My girl is now 5 1/2 and she still amazes me!! A few weeks ago Molly was invited to my wife's school to participate in their winter carnival parade. The students(grade2) built a float to push her in. She jump right in it with a big ol' smile and was push by the students around the gymnasium.
There was loud music, children talking, clapping, shouting and nothing bothered her what so ever!!!. SHE IS SUCH A AMAZING GIRL!!!

She often visits my wife's class as a reward for good behaviour! The kids each get a treat and one by one the come to the front of the clas and give her a command! The most popular command from the students is "heel" for some reason they love walking around the classroom with Molly


----------



## Debanneball (Aug 28, 2014)

Congratulations to Molly! Its great when your dogs make you proud...


----------



## wick (Mar 7, 2015)

Miss Molly May said:


> My girl is now 5 1/2 and she still amazes me!! A few weeks ago Molly was invited to my wife's school to participate in their winter carnival parade. The students(grade2) built a float to push her in. She jump right in it with a big ol' smile and was push by the students around the gymnasium.
> There was loud music, children talking, clapping, shouting and nothing bothered her what so ever!!!. SHE IS SUCH A AMAZING GIRL!!!
> 
> She often visits my wife's class as a reward for good behaviour! The kids each get a treat and one by one the come to the front of the clas and give her a command! The most popular command from the students is "heel" for some reason they love walking around the classroom with Molly


THIS IS SO DARN CUTE!! Do you have picture of any of these things happening because I might die of happiness if I see them. She sounds so cool, she also sound like she has a fun life! What was she like as a puppy ? Was she calm, roudy, mouthy, stubborn, easy going, confident?? Did you do other training than obedience? Did you use a trainer or was she easily trained at home? Sorry to be annoying she just sounds amazing!


----------



## Miss Molly May (Feb 19, 2010)

wick said:


> THIS IS SO DARN CUTE!! Do you have picture of any of these things happening because I might die of happiness if I see them. She sounds so cool, she also sound like she has a fun life! What was she like as a puppy ? Was she calm, roudy, mouthy, stubborn, easy going, confident?? Did you do other training than obedience? Did you use a trainer or was she easily trained at home? Sorry to be annoying she just sounds amazing!

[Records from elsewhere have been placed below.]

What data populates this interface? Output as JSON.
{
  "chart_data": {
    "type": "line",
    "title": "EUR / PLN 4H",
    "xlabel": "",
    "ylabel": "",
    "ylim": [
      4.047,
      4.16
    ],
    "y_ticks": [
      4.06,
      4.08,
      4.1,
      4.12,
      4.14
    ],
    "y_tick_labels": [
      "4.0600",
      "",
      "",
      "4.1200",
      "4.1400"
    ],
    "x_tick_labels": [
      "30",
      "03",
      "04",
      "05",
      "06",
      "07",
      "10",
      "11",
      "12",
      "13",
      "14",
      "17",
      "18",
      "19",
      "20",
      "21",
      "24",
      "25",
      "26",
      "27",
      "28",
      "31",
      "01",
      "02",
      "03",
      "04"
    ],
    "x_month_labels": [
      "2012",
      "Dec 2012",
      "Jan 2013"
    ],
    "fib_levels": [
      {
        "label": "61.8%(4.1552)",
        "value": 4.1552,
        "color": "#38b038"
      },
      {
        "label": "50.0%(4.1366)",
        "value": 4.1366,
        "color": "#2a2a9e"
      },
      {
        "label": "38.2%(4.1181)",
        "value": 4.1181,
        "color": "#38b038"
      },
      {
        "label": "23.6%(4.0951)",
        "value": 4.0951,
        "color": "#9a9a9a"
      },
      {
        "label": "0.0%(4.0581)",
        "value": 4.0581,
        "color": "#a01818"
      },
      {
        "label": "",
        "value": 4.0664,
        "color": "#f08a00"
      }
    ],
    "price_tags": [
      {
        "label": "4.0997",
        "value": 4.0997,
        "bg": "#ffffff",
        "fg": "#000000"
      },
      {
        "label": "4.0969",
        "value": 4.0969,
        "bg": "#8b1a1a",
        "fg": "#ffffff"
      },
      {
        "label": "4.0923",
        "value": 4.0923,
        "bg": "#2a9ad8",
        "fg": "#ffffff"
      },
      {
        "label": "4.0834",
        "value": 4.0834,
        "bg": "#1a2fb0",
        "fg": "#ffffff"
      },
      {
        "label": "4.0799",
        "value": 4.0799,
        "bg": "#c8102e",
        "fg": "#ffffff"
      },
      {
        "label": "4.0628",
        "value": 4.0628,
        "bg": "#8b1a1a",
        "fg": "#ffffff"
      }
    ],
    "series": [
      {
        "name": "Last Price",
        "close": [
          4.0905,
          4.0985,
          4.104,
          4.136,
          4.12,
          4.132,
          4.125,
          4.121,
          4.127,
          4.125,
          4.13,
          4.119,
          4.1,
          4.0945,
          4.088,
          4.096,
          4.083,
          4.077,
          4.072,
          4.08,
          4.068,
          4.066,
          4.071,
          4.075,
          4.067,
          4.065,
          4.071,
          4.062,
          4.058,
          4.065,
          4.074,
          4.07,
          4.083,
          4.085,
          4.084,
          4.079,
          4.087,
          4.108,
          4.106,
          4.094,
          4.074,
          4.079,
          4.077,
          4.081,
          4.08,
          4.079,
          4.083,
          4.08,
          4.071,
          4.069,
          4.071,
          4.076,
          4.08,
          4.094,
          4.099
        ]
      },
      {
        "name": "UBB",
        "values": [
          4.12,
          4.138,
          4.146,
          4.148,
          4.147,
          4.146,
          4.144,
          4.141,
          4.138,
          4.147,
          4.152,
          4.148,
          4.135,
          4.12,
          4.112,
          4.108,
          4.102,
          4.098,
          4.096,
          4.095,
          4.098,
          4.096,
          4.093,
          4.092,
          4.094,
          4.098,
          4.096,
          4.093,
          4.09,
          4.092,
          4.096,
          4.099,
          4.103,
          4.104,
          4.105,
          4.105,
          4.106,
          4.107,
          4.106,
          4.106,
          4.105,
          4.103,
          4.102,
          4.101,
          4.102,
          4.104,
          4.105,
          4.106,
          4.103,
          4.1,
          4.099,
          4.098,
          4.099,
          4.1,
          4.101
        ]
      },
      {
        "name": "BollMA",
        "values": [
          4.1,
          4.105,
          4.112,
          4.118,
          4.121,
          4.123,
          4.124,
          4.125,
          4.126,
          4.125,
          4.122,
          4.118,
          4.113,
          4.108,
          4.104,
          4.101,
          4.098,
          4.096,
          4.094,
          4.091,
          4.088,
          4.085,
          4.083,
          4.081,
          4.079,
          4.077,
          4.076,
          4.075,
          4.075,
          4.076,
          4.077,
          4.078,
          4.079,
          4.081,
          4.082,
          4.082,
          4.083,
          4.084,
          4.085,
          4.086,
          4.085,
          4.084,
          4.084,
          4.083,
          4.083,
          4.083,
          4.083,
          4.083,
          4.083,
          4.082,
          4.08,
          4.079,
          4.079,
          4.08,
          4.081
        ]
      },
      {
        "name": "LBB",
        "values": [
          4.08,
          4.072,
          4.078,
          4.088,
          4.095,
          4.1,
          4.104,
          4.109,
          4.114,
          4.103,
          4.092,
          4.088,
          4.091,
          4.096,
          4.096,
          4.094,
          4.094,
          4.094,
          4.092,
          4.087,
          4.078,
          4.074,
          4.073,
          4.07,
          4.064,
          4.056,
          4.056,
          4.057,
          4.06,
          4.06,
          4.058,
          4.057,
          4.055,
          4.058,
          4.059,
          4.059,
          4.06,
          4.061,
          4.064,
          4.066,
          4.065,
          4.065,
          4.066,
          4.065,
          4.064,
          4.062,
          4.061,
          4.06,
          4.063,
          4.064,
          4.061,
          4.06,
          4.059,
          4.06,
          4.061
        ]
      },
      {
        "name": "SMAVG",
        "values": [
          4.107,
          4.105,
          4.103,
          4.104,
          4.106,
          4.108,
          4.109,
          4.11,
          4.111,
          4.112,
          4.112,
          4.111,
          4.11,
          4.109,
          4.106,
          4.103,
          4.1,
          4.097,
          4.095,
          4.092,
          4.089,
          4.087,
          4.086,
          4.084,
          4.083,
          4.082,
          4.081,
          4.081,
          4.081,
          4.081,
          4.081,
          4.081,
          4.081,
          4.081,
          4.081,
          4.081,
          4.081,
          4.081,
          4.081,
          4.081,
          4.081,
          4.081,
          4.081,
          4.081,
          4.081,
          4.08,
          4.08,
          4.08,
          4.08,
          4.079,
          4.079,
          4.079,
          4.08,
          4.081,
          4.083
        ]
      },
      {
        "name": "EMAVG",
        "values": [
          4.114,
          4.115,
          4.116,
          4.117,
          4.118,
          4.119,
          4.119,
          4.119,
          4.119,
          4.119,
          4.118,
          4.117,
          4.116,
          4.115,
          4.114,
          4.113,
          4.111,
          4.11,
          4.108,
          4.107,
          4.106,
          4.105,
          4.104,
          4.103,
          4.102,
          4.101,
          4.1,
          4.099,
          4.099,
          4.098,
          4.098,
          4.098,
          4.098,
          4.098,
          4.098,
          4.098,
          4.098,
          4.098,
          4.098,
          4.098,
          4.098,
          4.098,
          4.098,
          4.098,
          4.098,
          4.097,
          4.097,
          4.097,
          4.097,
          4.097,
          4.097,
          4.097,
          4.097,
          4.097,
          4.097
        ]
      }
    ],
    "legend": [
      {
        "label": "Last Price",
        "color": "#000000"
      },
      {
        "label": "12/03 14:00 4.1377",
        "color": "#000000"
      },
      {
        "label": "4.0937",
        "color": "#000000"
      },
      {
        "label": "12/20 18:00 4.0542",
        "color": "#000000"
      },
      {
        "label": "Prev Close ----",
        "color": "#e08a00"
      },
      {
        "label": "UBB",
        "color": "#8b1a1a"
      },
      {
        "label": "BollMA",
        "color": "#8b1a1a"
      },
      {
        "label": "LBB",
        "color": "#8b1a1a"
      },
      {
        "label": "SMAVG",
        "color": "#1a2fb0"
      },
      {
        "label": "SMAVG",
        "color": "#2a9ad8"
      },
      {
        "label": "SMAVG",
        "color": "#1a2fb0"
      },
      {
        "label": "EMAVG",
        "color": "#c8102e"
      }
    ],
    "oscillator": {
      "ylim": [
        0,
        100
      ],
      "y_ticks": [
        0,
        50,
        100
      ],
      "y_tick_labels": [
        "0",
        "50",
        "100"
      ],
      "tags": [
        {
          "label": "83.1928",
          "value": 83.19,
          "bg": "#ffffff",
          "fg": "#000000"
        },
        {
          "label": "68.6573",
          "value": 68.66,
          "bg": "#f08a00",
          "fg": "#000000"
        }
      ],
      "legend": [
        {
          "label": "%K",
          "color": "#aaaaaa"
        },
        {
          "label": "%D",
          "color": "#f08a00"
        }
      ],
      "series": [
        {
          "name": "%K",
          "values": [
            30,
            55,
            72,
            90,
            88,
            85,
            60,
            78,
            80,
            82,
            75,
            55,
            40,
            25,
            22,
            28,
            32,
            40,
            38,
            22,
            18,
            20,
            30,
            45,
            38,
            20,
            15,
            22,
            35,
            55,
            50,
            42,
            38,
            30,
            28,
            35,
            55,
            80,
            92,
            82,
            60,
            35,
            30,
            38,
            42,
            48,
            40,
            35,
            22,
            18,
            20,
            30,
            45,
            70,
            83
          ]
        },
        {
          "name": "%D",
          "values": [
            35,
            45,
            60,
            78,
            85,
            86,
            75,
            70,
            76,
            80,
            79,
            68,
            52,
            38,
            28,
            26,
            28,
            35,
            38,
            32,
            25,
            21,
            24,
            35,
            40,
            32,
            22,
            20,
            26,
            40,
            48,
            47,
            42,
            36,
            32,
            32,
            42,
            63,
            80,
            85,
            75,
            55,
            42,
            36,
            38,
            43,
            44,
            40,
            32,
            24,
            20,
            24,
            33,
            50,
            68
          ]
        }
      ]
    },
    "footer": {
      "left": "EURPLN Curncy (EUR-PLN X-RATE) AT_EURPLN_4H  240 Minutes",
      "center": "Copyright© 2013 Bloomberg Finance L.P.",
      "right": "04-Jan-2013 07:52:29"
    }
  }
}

 I'll post pics as soon as I get them She is my best friend, and fishing buddy, we bring her everywhere with us If she's not welcome then just don't go!!! She was far from calm typical mouthy, stubborn as a puppy.We did about 3 years of training obedience, agility, and tracking. She is amazingly gentle when kids are around:wub: I wouldn't trade her for a million dollars!!


----------



## mia12 (Feb 21, 2015)

Awh!! She sounds wonderful!!


----------



## royals17 (Feb 15, 2015)

That's great!!


----------



## Palydyn (Aug 28, 2014)

Love to see pictures of her on the float. She does sound amazing.


----------